In the waveforms of FIGS. 5 and 6, the negative going pulse 61 can include for example four segments: a first negative going segment 61A, a second negative going segment 61B, a substantially constant level segment 61C, and a positive going segment 61D. The first negative going segment 61A is steeper than the second negative going segment 61B. The first positive pulse 71 can include for example four segments: a first positive going segment 71A, a second positive going segment 71B, a substantially constant level segment 71C, and a negative going segment 71D. The first positive going segment 71A is steeper than the second positive going segment 71A. The substantially constant level segment 71C can be shorter than the substantially constant level segment 61C of the negative pulse 61. The second positive pulse 72 can be triangular (FIG. 5) or trapezoidal (FIG. 6), for example. In a triangular embodiment, the second positive pulse 72 includes a positive going segment 72A and a negative going segment 72B. In a trapezoidal embodiment, the second positive pulse 72 includes a first positive going segment 172A, a substantially constant level segment 172B, and a negative going segment 172C.

Claims

A drop-on-demand printing apparatus comprising
a drop generator (30), and
a controller (10) adapted to selectively energize the drop generator (30) by providing a respective drive signal to each drop generator (30), the drive signal comprising;
a drop firing waveform (51) applied to the drop generator (30) during a drop firing interval (T);
the drop firing waveform (51) including in sequence a pulse of a first polarity (61), a first pulse of a second polarity (71), a delay interval, and a second pulse (72) of the second polarity, the first polarity (61) being one of a positive and a negative voltage and the second polarity (71) being the other of the positive and the negative voltage, the second pulse of the second polarity occurring after a drop is emitted to reset the drop generator,
wherein the drop generator (30) comprises a piezo transducer,
characterized in that
the pulse of a first polarity has a peak magnitude in the range of 33 volts to 47 volts, the first pulse of a second polarity has a peak magnitude in the range of 30 volts to 47 volts, and the second pulse of the second polarity has a peak magnitude in the range of 15 volts to 47 volts.
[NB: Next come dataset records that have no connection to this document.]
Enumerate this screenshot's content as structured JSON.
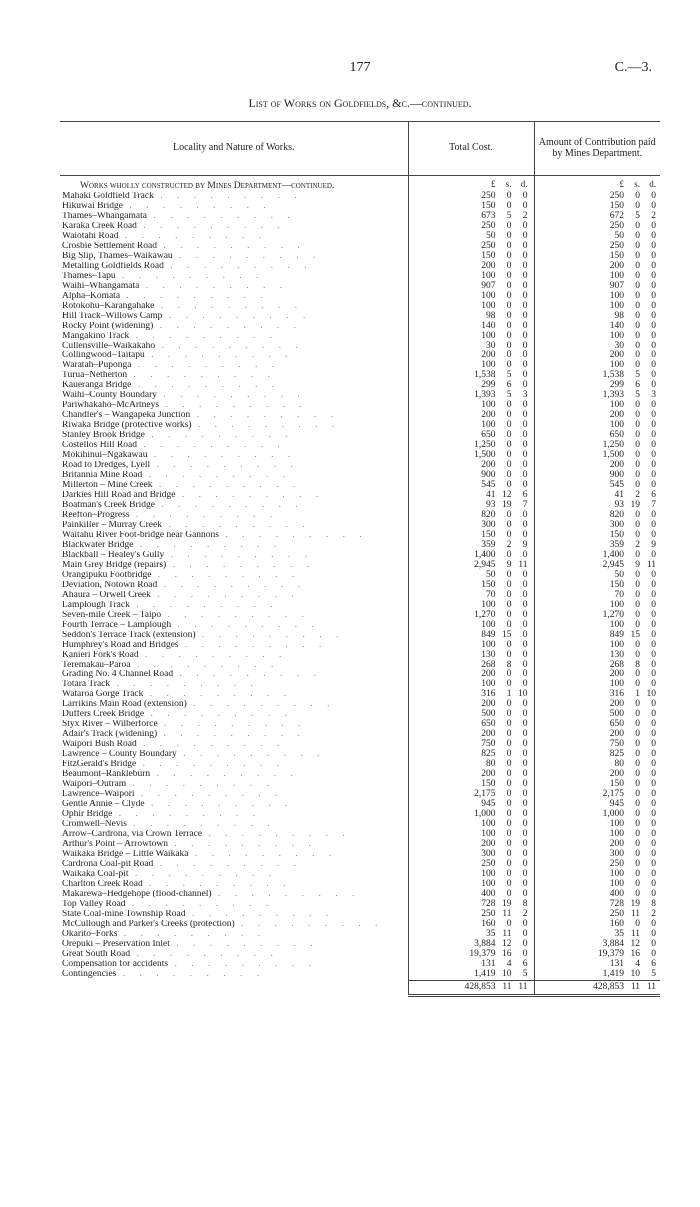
{
  "page_number": "177",
  "doc_ref": "C.—3.",
  "title": "List of Works on Goldfields, &c.—continued.",
  "columns": {
    "locality": "Locality and Nature of Works.",
    "total_cost": "Total Cost.",
    "contribution": "Amount of Contribution paid by Mines Department."
  },
  "section_heading": "Works wholly constructed by Mines Department—continued.",
  "lsd_headers": {
    "l": "£",
    "s": "s.",
    "d": "d."
  },
  "rows": [
    {
      "label": "Mahaki Goldfield Track",
      "cost": [
        "250",
        "0",
        "0"
      ],
      "contrib": [
        "250",
        "0",
        "0"
      ]
    },
    {
      "label": "Hikuwai Bridge",
      "cost": [
        "150",
        "0",
        "0"
      ],
      "contrib": [
        "150",
        "0",
        "0"
      ]
    },
    {
      "label": "Thames–Whangamata",
      "cost": [
        "673",
        "5",
        "2"
      ],
      "contrib": [
        "672",
        "5",
        "2"
      ]
    },
    {
      "label": "Karaka Creek Road",
      "cost": [
        "250",
        "0",
        "0"
      ],
      "contrib": [
        "250",
        "0",
        "0"
      ]
    },
    {
      "label": "Waiotahi Road",
      "cost": [
        "50",
        "0",
        "0"
      ],
      "contrib": [
        "50",
        "0",
        "0"
      ]
    },
    {
      "label": "Crosbie Settlement Road",
      "cost": [
        "250",
        "0",
        "0"
      ],
      "contrib": [
        "250",
        "0",
        "0"
      ]
    },
    {
      "label": "Big Slip, Thames–Waikawau",
      "cost": [
        "150",
        "0",
        "0"
      ],
      "contrib": [
        "150",
        "0",
        "0"
      ]
    },
    {
      "label": "Metalling Goldfields Road",
      "cost": [
        "200",
        "0",
        "0"
      ],
      "contrib": [
        "200",
        "0",
        "0"
      ]
    },
    {
      "label": "Thames–Tapu",
      "cost": [
        "100",
        "0",
        "0"
      ],
      "contrib": [
        "100",
        "0",
        "0"
      ]
    },
    {
      "label": "Waihi–Whangamata",
      "cost": [
        "907",
        "0",
        "0"
      ],
      "contrib": [
        "907",
        "0",
        "0"
      ]
    },
    {
      "label": "Alpha–Komata",
      "cost": [
        "100",
        "0",
        "0"
      ],
      "contrib": [
        "100",
        "0",
        "0"
      ]
    },
    {
      "label": "Rotokohu–Karangahake",
      "cost": [
        "100",
        "0",
        "0"
      ],
      "contrib": [
        "100",
        "0",
        "0"
      ]
    },
    {
      "label": "Hill Track–Willows Camp",
      "cost": [
        "98",
        "0",
        "0"
      ],
      "contrib": [
        "98",
        "0",
        "0"
      ]
    },
    {
      "label": "Rocky Point (widening)",
      "cost": [
        "140",
        "0",
        "0"
      ],
      "contrib": [
        "140",
        "0",
        "0"
      ]
    },
    {
      "label": "Mangakino Track",
      "cost": [
        "100",
        "0",
        "0"
      ],
      "contrib": [
        "100",
        "0",
        "0"
      ]
    },
    {
      "label": "Cullensville–Waikakaho",
      "cost": [
        "30",
        "0",
        "0"
      ],
      "contrib": [
        "30",
        "0",
        "0"
      ]
    },
    {
      "label": "Collingwood–Taitapu",
      "cost": [
        "200",
        "0",
        "0"
      ],
      "contrib": [
        "200",
        "0",
        "0"
      ]
    },
    {
      "label": "Waratah–Puponga",
      "cost": [
        "100",
        "0",
        "0"
      ],
      "contrib": [
        "100",
        "0",
        "0"
      ]
    },
    {
      "label": "Turua–Netherton",
      "cost": [
        "1,538",
        "5",
        "0"
      ],
      "contrib": [
        "1,538",
        "5",
        "0"
      ]
    },
    {
      "label": "Kaueranga Bridge",
      "cost": [
        "299",
        "6",
        "0"
      ],
      "contrib": [
        "299",
        "6",
        "0"
      ]
    },
    {
      "label": "Waihi–County Boundary",
      "cost": [
        "1,393",
        "5",
        "3"
      ],
      "contrib": [
        "1,393",
        "5",
        "3"
      ]
    },
    {
      "label": "Pariwhakaho–McArtneys",
      "cost": [
        "100",
        "0",
        "0"
      ],
      "contrib": [
        "100",
        "0",
        "0"
      ]
    },
    {
      "label": "Chandler's – Wangapeka Junction",
      "cost": [
        "200",
        "0",
        "0"
      ],
      "contrib": [
        "200",
        "0",
        "0"
      ]
    },
    {
      "label": "Riwaka Bridge (protective works)",
      "cost": [
        "100",
        "0",
        "0"
      ],
      "contrib": [
        "100",
        "0",
        "0"
      ]
    },
    {
      "label": "Stanley Brook Bridge",
      "cost": [
        "650",
        "0",
        "0"
      ],
      "contrib": [
        "650",
        "0",
        "0"
      ]
    },
    {
      "label": "Costellos Hill Road",
      "cost": [
        "1,250",
        "0",
        "0"
      ],
      "contrib": [
        "1,250",
        "0",
        "0"
      ]
    },
    {
      "label": "Mokihinui–Ngakawau",
      "cost": [
        "1,500",
        "0",
        "0"
      ],
      "contrib": [
        "1,500",
        "0",
        "0"
      ]
    },
    {
      "label": "Road to Dredges, Lyell",
      "cost": [
        "200",
        "0",
        "0"
      ],
      "contrib": [
        "200",
        "0",
        "0"
      ]
    },
    {
      "label": "Britannia Mine Road",
      "cost": [
        "900",
        "0",
        "0"
      ],
      "contrib": [
        "900",
        "0",
        "0"
      ]
    },
    {
      "label": "Millerton – Mine Creek",
      "cost": [
        "545",
        "0",
        "0"
      ],
      "contrib": [
        "545",
        "0",
        "0"
      ]
    },
    {
      "label": "Darkies Hill Road and Bridge",
      "cost": [
        "41",
        "12",
        "6"
      ],
      "contrib": [
        "41",
        "2",
        "6"
      ]
    },
    {
      "label": "Boatman's Creek Bridge",
      "cost": [
        "93",
        "19",
        "7"
      ],
      "contrib": [
        "93",
        "19",
        "7"
      ]
    },
    {
      "label": "Reefton–Progress",
      "cost": [
        "820",
        "0",
        "0"
      ],
      "contrib": [
        "820",
        "0",
        "0"
      ]
    },
    {
      "label": "Painkiller – Murray Creek",
      "cost": [
        "300",
        "0",
        "0"
      ],
      "contrib": [
        "300",
        "0",
        "0"
      ]
    },
    {
      "label": "Waitahu River Foot-bridge near Gannons",
      "cost": [
        "150",
        "0",
        "0"
      ],
      "contrib": [
        "150",
        "0",
        "0"
      ]
    },
    {
      "label": "Blackwater Bridge",
      "cost": [
        "359",
        "2",
        "9"
      ],
      "contrib": [
        "359",
        "2",
        "9"
      ]
    },
    {
      "label": "Blackball – Healey's Gully",
      "cost": [
        "1,400",
        "0",
        "0"
      ],
      "contrib": [
        "1,400",
        "0",
        "0"
      ]
    },
    {
      "label": "Main Grey Bridge (repairs)",
      "cost": [
        "2,945",
        "9",
        "11"
      ],
      "contrib": [
        "2,945",
        "9",
        "11"
      ]
    },
    {
      "label": "Orangipuku Footbridge",
      "cost": [
        "50",
        "0",
        "0"
      ],
      "contrib": [
        "50",
        "0",
        "0"
      ]
    },
    {
      "label": "Deviation, Notown Road",
      "cost": [
        "150",
        "0",
        "0"
      ],
      "contrib": [
        "150",
        "0",
        "0"
      ]
    },
    {
      "label": "Ahaura – Orwell Creek",
      "cost": [
        "70",
        "0",
        "0"
      ],
      "contrib": [
        "70",
        "0",
        "0"
      ]
    },
    {
      "label": "Lamplough Track",
      "cost": [
        "100",
        "0",
        "0"
      ],
      "contrib": [
        "100",
        "0",
        "0"
      ]
    },
    {
      "label": "Seven-mile Creek – Taipo",
      "cost": [
        "1,270",
        "0",
        "0"
      ],
      "contrib": [
        "1,270",
        "0",
        "0"
      ]
    },
    {
      "label": "Fourth Terrace – Lamplough",
      "cost": [
        "100",
        "0",
        "0"
      ],
      "contrib": [
        "100",
        "0",
        "0"
      ]
    },
    {
      "label": "Seddon's Terrace Track (extension)",
      "cost": [
        "849",
        "15",
        "0"
      ],
      "contrib": [
        "849",
        "15",
        "0"
      ]
    },
    {
      "label": "Humphrey's Road and Bridges",
      "cost": [
        "100",
        "0",
        "0"
      ],
      "contrib": [
        "100",
        "0",
        "0"
      ]
    },
    {
      "label": "Kanieri Fork's Road",
      "cost": [
        "130",
        "0",
        "0"
      ],
      "contrib": [
        "130",
        "0",
        "0"
      ]
    },
    {
      "label": "Teremakau–Paroa",
      "cost": [
        "268",
        "8",
        "0"
      ],
      "contrib": [
        "268",
        "8",
        "0"
      ]
    },
    {
      "label": "Grading No. 4 Channel Road",
      "cost": [
        "200",
        "0",
        "0"
      ],
      "contrib": [
        "200",
        "0",
        "0"
      ]
    },
    {
      "label": "Totara Track",
      "cost": [
        "100",
        "0",
        "0"
      ],
      "contrib": [
        "100",
        "0",
        "0"
      ]
    },
    {
      "label": "Wataroa Gorge Track",
      "cost": [
        "316",
        "1",
        "10"
      ],
      "contrib": [
        "316",
        "1",
        "10"
      ]
    },
    {
      "label": "Larrikins Main Road (extension)",
      "cost": [
        "200",
        "0",
        "0"
      ],
      "contrib": [
        "200",
        "0",
        "0"
      ]
    },
    {
      "label": "Duffers Creek Bridge",
      "cost": [
        "500",
        "0",
        "0"
      ],
      "contrib": [
        "500",
        "0",
        "0"
      ]
    },
    {
      "label": "Styx River – Wilberforce",
      "cost": [
        "650",
        "0",
        "0"
      ],
      "contrib": [
        "650",
        "0",
        "0"
      ]
    },
    {
      "label": "Adair's Track (widening)",
      "cost": [
        "200",
        "0",
        "0"
      ],
      "contrib": [
        "200",
        "0",
        "0"
      ]
    },
    {
      "label": "Waipori Bush Road",
      "cost": [
        "750",
        "0",
        "0"
      ],
      "contrib": [
        "750",
        "0",
        "0"
      ]
    },
    {
      "label": "Lawrence – County Boundary",
      "cost": [
        "825",
        "0",
        "0"
      ],
      "contrib": [
        "825",
        "0",
        "0"
      ]
    },
    {
      "label": "FitzGerald's Bridge",
      "cost": [
        "80",
        "0",
        "0"
      ],
      "contrib": [
        "80",
        "0",
        "0"
      ]
    },
    {
      "label": "Beaumont–Rankleburn",
      "cost": [
        "200",
        "0",
        "0"
      ],
      "contrib": [
        "200",
        "0",
        "0"
      ]
    },
    {
      "label": "Waipori–Outram",
      "cost": [
        "150",
        "0",
        "0"
      ],
      "contrib": [
        "150",
        "0",
        "0"
      ]
    },
    {
      "label": "Lawrence–Waipori",
      "cost": [
        "2,175",
        "0",
        "0"
      ],
      "contrib": [
        "2,175",
        "0",
        "0"
      ]
    },
    {
      "label": "Gentle Annie – Clyde",
      "cost": [
        "945",
        "0",
        "0"
      ],
      "contrib": [
        "945",
        "0",
        "0"
      ]
    },
    {
      "label": "Ophir Bridge",
      "cost": [
        "1,000",
        "0",
        "0"
      ],
      "contrib": [
        "1,000",
        "0",
        "0"
      ]
    },
    {
      "label": "Cromwell–Nevis",
      "cost": [
        "100",
        "0",
        "0"
      ],
      "contrib": [
        "100",
        "0",
        "0"
      ]
    },
    {
      "label": "Arrow–Cardrona, via Crown Terrace",
      "cost": [
        "100",
        "0",
        "0"
      ],
      "contrib": [
        "100",
        "0",
        "0"
      ]
    },
    {
      "label": "Arthur's Point – Arrowtown",
      "cost": [
        "200",
        "0",
        "0"
      ],
      "contrib": [
        "200",
        "0",
        "0"
      ]
    },
    {
      "label": "Waikaka Bridge – Little Waikaka",
      "cost": [
        "300",
        "0",
        "0"
      ],
      "contrib": [
        "300",
        "0",
        "0"
      ]
    },
    {
      "label": "Cardrona Coal-pit Road",
      "cost": [
        "250",
        "0",
        "0"
      ],
      "contrib": [
        "250",
        "0",
        "0"
      ]
    },
    {
      "label": "Waikaka Coal-pit",
      "cost": [
        "100",
        "0",
        "0"
      ],
      "contrib": [
        "100",
        "0",
        "0"
      ]
    },
    {
      "label": "Charlton Creek Road",
      "cost": [
        "100",
        "0",
        "0"
      ],
      "contrib": [
        "100",
        "0",
        "0"
      ]
    },
    {
      "label": "Makarewa–Hedgehope (flood-channel)",
      "cost": [
        "400",
        "0",
        "0"
      ],
      "contrib": [
        "400",
        "0",
        "0"
      ]
    },
    {
      "label": "Top Valley Road",
      "cost": [
        "728",
        "19",
        "8"
      ],
      "contrib": [
        "728",
        "19",
        "8"
      ]
    },
    {
      "label": "State Coal-mine Township Road",
      "cost": [
        "250",
        "11",
        "2"
      ],
      "contrib": [
        "250",
        "11",
        "2"
      ]
    },
    {
      "label": "McCullough and Parker's Creeks (protection)",
      "cost": [
        "160",
        "0",
        "0"
      ],
      "contrib": [
        "160",
        "0",
        "0"
      ]
    },
    {
      "label": "Okarito–Forks",
      "cost": [
        "35",
        "11",
        "0"
      ],
      "contrib": [
        "35",
        "11",
        "0"
      ]
    },
    {
      "label": "Orepuki – Preservation Inlet",
      "cost": [
        "3,884",
        "12",
        "0"
      ],
      "contrib": [
        "3,884",
        "12",
        "0"
      ]
    },
    {
      "label": "Great South Road",
      "cost": [
        "19,379",
        "16",
        "0"
      ],
      "contrib": [
        "19,379",
        "16",
        "0"
      ]
    },
    {
      "label": "Compensation for accidents",
      "cost": [
        "131",
        "4",
        "6"
      ],
      "contrib": [
        "131",
        "4",
        "6"
      ]
    },
    {
      "label": "Contingencies",
      "cost": [
        "1,419",
        "10",
        "5"
      ],
      "contrib": [
        "1,419",
        "10",
        "5"
      ]
    }
  ],
  "total": {
    "cost": [
      "428,853",
      "11",
      "11"
    ],
    "contrib": [
      "428,853",
      "11",
      "11"
    ]
  }
}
The drop-on-demand printing apparatus of claim 1 wherein the drop generator is operated at a drop firing frequency of at least 10 KHz.
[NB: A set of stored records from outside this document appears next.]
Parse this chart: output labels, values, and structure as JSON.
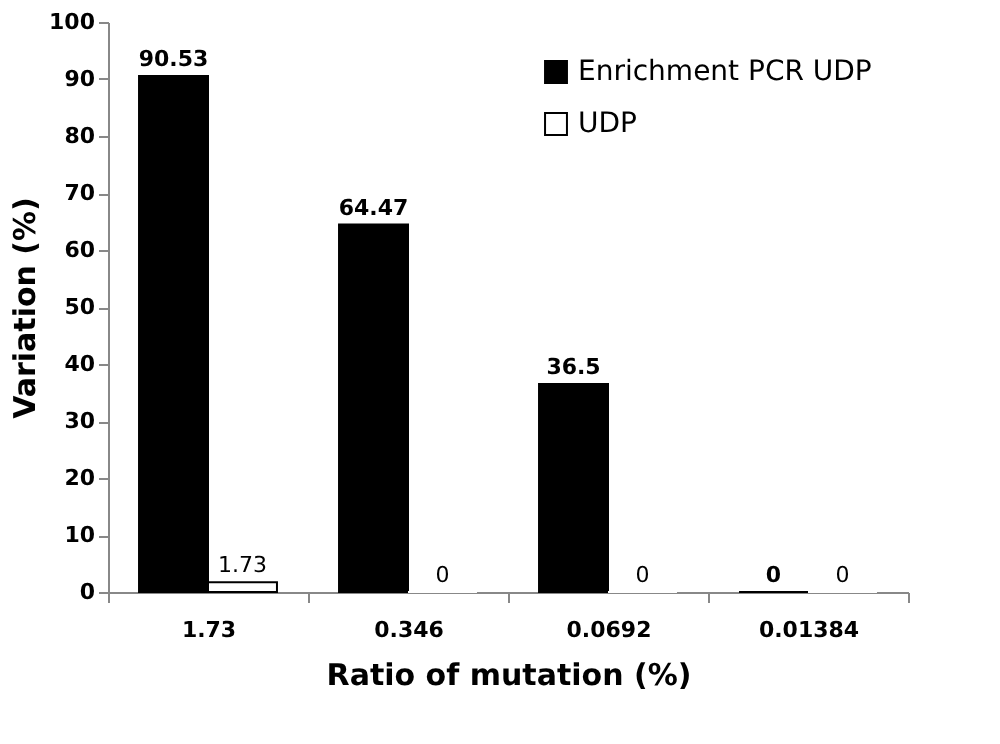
{
  "chart_data": {
    "type": "bar",
    "xlabel": "Ratio of mutation (%)",
    "ylabel": "Variation (%)",
    "categories": [
      "1.73",
      "0.346",
      "0.0692",
      "0.01384"
    ],
    "series": [
      {
        "name": "Enrichment PCR UDP",
        "color": "#000000",
        "values": [
          90.53,
          64.47,
          36.5,
          0
        ]
      },
      {
        "name": "UDP",
        "color": "#ffffff",
        "values": [
          1.73,
          0,
          0,
          0
        ]
      }
    ],
    "ylim": [
      0,
      100
    ],
    "yticks": [
      0,
      10,
      20,
      30,
      40,
      50,
      60,
      70,
      80,
      90,
      100
    ],
    "data_labels": true,
    "grid": false,
    "legend": "top right"
  }
}
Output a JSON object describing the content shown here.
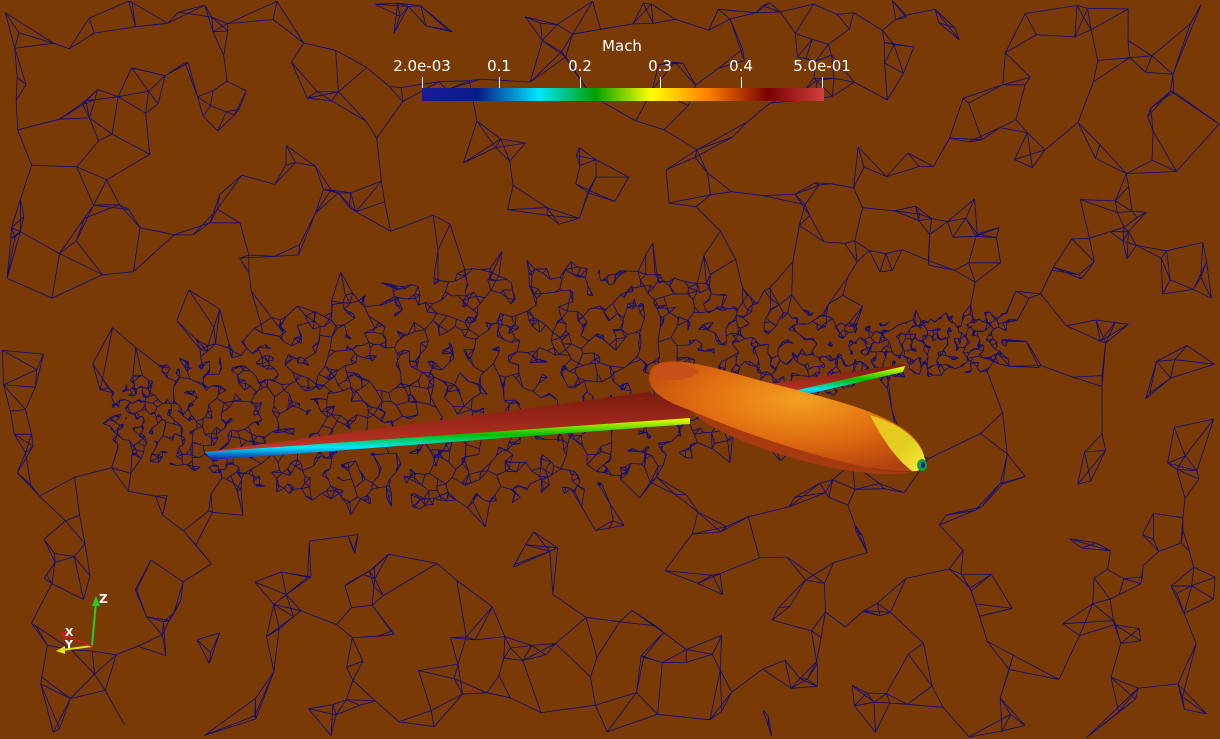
{
  "colorbar": {
    "title": "Mach",
    "labels": [
      "2.0e-03",
      "0.1",
      "0.2",
      "0.3",
      "0.4",
      "5.0e-01"
    ],
    "colors": [
      "#1a1a9c",
      "#0a1a88",
      "#00e5ff",
      "#00a000",
      "#ffff00",
      "#ff8000",
      "#7a0000",
      "#d04040"
    ]
  },
  "axes": {
    "z_label": "Z",
    "x_label": "X",
    "y_label": "Y"
  },
  "scene": {
    "background_color": "#7a3a05",
    "mesh_color": "#0b0b80",
    "body_color": "#e06a10"
  }
}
The drop-on-demand printing apparatus of claim 1 wherein the drop generator is operated at a drop firing frequency in the range of 10 KHz to about 40 KHz.
The drop-on-demand printing apparatus of claim 1 whereby
the pulse of a first polarity has a duration in the range of 10 microseconds to 16 microseconds, the first pulse of second polarity has a duration in the range of 3 microseconds to 7 microseconds, the delay interval in the range of 2 to 7 microseconds, and the second pulse of the second polarity has a duration in the range of 2 microseconds to 8 microseconds.
The drop-on-demand printing apparatus of claim 1, wherein the delay interval is in the range of 2 microseconds to 7 microseconds.